ELLIE. That would be best of all, I suppose.

CAPTAIN SHOTOVER. It's a dangerous thing to be married right up to the hilt, like my daughter's husband. The man is at home all day, like a damned soul in hell.

ELLIE. I never thought of that before.

CAPTAIN SHOTOVER. If you're marrying for business, you can't be too businesslike.

ELLIE. Why do women always want other women's husbands?

CAPTAIN SHOTOVER. Why do horse-thieves prefer a horse that is broken-in to one that is wild?

ELLIE [with a short laugh]. I suppose so. What a vile world it is!

CAPTAIN SHOTOVER. It doesn't concern me. I'm nearly out of it.

ELLIE. And I'm only just beginning.

CAPTAIN SHOTOVER. Yes; so look ahead.

ELLIE. Well, I think I am being very prudent.

CAPTAIN SHOTOVER. I didn't say prudent. I said look ahead.

ELLIE. What's the difference?

CAPTAIN SHOTOVER. It's prudent to gain the whole world and lose your own soul. But don't forget that your soul sticks to you if you stick to it; but the world has a way of slipping through your fingers.

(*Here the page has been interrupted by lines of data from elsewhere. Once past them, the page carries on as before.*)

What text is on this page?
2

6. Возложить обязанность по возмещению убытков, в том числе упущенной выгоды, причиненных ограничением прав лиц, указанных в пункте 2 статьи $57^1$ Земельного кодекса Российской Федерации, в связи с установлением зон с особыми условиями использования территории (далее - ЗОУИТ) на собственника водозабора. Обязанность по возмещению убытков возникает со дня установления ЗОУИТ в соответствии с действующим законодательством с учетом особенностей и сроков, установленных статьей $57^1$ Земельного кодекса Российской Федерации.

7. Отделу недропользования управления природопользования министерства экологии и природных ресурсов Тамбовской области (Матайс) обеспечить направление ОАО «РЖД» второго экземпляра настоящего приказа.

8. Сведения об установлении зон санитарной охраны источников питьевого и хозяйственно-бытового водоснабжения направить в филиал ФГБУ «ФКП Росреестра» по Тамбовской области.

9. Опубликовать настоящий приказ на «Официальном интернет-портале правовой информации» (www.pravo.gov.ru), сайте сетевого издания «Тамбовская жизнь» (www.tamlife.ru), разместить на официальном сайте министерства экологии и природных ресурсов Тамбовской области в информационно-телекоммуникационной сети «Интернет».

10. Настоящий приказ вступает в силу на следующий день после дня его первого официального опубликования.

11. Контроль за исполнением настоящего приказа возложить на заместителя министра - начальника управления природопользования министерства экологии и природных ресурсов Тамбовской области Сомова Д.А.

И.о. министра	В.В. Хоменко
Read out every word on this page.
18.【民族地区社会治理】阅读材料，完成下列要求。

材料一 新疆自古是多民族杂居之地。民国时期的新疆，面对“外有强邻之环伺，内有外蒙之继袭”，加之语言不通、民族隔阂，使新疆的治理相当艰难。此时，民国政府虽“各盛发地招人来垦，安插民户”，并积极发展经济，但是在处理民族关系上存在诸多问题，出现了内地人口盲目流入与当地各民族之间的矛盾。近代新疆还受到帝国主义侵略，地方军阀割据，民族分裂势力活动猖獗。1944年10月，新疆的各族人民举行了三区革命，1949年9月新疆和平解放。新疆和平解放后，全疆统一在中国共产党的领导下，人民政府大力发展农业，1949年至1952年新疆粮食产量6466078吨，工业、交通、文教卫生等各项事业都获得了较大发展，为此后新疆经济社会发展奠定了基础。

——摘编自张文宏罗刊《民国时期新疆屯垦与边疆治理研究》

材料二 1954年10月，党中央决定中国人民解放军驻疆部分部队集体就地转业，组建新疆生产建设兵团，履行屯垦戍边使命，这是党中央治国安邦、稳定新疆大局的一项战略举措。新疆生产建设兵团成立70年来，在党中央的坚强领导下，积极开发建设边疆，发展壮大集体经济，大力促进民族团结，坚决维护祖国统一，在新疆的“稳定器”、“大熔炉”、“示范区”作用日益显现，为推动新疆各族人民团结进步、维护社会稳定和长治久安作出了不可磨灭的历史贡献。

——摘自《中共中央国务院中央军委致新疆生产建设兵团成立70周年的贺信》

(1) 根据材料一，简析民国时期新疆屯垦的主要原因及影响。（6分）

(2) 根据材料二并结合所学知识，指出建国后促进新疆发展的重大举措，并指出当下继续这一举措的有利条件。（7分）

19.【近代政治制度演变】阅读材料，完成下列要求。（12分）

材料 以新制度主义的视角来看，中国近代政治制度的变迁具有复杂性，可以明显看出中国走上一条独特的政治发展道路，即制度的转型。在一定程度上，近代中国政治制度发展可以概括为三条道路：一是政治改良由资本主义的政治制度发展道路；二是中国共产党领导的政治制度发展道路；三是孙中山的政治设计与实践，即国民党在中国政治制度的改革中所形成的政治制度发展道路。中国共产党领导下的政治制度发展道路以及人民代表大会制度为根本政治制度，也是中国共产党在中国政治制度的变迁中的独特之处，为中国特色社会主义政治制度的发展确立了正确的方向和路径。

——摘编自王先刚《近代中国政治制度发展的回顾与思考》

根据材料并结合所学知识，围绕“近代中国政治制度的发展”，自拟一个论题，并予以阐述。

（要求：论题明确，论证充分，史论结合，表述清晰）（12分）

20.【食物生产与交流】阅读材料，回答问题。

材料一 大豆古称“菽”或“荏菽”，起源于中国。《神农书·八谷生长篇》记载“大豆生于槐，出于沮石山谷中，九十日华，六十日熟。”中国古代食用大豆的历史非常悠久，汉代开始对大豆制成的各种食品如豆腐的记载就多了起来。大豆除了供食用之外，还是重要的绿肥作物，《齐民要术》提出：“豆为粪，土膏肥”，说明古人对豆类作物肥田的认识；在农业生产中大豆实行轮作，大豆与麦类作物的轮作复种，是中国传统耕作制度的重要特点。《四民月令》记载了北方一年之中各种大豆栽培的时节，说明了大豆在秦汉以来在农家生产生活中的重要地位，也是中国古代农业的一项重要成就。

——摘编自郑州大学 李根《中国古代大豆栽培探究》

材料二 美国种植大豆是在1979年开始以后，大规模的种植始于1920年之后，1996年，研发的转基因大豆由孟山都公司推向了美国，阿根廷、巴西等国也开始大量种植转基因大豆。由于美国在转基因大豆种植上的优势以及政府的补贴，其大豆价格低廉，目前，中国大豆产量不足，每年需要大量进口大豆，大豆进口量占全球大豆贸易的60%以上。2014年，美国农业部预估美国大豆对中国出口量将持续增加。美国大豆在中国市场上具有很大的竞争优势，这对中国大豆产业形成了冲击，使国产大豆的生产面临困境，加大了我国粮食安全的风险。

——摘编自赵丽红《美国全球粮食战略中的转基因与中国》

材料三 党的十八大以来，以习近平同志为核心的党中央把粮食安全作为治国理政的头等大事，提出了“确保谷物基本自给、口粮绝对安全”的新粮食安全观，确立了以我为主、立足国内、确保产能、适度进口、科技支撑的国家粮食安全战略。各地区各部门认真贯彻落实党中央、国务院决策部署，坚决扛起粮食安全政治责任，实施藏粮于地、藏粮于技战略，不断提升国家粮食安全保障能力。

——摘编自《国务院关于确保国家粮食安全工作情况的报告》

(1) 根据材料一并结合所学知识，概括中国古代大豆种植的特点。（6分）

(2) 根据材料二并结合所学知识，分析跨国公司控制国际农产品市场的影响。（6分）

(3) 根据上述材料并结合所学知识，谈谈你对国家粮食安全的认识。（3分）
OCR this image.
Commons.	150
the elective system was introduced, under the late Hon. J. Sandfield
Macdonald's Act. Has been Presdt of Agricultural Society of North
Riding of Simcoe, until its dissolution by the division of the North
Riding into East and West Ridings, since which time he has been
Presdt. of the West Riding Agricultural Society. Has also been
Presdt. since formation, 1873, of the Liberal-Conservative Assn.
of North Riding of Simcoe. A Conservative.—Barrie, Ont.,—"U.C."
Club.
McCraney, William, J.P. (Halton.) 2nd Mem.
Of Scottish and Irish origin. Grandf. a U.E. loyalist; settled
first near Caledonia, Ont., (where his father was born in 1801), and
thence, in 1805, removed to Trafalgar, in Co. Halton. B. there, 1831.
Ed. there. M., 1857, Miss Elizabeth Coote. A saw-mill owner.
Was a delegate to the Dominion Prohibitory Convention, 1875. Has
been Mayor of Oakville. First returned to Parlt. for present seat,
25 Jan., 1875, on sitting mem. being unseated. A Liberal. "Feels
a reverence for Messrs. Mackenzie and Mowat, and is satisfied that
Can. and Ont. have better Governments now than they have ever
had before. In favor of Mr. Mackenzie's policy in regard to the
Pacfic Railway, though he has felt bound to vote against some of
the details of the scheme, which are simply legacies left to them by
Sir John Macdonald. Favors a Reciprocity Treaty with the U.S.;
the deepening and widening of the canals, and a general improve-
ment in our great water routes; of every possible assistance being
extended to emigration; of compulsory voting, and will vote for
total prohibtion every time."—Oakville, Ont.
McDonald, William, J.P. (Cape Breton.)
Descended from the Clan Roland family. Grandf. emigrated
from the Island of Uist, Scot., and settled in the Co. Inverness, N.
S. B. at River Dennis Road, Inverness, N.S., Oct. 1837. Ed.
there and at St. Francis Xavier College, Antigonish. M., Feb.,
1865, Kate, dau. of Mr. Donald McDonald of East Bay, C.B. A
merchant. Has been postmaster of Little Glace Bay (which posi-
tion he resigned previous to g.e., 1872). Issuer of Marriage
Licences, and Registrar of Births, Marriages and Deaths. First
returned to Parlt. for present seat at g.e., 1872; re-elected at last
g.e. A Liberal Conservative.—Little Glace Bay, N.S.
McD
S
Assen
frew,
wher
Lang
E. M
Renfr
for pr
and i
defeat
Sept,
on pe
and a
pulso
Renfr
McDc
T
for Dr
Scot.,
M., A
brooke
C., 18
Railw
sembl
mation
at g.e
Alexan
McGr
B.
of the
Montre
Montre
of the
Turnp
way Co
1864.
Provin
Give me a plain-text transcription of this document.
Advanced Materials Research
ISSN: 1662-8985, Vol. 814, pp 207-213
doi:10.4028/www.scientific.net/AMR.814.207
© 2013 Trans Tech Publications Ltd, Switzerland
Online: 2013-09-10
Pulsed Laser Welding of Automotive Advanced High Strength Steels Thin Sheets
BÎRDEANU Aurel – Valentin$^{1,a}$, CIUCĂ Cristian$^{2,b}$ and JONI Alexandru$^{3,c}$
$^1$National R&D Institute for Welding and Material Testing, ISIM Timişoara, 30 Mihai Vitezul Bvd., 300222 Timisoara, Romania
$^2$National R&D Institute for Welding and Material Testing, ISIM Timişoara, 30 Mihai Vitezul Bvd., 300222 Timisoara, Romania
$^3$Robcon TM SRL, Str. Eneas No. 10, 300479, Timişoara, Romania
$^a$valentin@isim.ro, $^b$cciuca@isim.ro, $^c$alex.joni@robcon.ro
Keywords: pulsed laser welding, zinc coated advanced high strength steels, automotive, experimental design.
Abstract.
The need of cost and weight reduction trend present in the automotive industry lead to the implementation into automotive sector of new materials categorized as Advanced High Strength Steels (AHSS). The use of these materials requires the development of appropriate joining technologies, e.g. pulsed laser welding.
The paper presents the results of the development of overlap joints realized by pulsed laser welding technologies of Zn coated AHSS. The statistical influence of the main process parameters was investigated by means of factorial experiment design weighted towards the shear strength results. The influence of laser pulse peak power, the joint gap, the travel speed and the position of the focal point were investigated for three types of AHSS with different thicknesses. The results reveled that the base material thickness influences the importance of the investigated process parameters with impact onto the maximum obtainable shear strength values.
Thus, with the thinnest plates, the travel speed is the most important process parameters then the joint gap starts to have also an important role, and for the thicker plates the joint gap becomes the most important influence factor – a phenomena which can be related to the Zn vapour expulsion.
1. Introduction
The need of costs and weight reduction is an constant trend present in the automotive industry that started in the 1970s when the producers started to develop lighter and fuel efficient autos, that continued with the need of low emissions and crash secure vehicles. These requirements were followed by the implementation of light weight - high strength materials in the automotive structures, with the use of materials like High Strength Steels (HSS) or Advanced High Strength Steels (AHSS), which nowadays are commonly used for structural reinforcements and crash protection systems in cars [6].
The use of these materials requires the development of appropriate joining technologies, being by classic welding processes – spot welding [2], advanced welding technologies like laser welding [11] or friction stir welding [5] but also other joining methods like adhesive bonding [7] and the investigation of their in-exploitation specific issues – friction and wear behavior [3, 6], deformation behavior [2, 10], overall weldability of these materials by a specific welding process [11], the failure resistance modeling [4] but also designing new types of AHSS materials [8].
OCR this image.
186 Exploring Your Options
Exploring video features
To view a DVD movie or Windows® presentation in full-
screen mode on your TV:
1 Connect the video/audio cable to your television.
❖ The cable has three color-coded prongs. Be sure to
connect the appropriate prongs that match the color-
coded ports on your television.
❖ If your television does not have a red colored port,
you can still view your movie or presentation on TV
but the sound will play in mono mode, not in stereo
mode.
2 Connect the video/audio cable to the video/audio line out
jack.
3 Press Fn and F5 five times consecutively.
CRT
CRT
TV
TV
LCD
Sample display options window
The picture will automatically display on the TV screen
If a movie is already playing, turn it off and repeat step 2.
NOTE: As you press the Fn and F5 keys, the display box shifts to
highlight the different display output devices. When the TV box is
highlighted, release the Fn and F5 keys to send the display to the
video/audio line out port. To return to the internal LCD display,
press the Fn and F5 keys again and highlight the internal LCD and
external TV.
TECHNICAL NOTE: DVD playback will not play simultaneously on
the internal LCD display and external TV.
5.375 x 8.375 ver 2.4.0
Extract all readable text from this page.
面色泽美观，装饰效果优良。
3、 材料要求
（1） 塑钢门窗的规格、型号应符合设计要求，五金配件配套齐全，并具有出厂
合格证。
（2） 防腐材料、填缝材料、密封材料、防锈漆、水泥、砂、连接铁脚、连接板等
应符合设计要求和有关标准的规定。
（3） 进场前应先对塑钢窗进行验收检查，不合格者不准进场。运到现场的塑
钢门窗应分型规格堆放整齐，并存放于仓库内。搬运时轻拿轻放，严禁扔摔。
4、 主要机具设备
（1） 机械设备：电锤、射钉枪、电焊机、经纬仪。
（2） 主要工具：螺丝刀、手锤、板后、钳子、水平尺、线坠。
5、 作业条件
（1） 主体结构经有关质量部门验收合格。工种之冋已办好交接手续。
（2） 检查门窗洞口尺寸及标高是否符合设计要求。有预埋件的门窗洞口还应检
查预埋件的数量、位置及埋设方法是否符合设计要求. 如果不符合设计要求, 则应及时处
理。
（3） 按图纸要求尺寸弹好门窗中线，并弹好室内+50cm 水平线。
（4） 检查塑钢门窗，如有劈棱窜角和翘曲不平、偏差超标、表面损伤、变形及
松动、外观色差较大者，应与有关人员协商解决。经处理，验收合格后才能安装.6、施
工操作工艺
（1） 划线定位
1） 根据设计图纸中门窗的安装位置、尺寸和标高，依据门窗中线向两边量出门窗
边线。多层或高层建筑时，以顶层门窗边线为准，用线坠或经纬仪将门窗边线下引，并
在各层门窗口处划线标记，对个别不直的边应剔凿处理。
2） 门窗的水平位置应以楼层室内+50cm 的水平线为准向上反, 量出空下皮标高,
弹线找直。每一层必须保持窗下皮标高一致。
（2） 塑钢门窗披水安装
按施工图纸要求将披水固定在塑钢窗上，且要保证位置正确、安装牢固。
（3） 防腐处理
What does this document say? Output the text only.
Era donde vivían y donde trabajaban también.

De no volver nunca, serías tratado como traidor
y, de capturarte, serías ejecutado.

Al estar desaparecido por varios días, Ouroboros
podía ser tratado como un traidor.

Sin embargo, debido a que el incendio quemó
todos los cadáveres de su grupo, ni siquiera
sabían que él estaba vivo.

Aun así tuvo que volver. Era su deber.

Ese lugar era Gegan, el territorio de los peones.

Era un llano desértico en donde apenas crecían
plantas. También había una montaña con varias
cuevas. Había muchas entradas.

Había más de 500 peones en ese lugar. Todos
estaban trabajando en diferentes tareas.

ELLIE [wearily, leaving him and beginning to wander restlessly about the room]. I'm sorry, Captain Shotover; but it's no use talking like that to me. Old-fashioned people are no use to me.

Old-fashioned people think you can have a soul without money.

They think the less money you have, the more soul you have. Young people nowadays know better. A soul is a very expensive thing to keep: much more so than a motor car.

CAPTAIN SHOTOVER. Is it? How much does your soul eat?

ELLIE. Oh, a lot. It eats music and pictures and books and mountains and lakes and beautiful things to wear and nice people to be with. In this country you can't have them without lots of money: that is why our souls are so horribly starved.

CAPTAIN SHOTOVER. Mangan's soul lives on pig's food.

ELLIE. Yes: money is thrown away on him. I suppose his soul was starved when he was young. But it will not be thrown away on me.

It is just because I want to save my soul that I am marrying for money. All the women who are not fools do.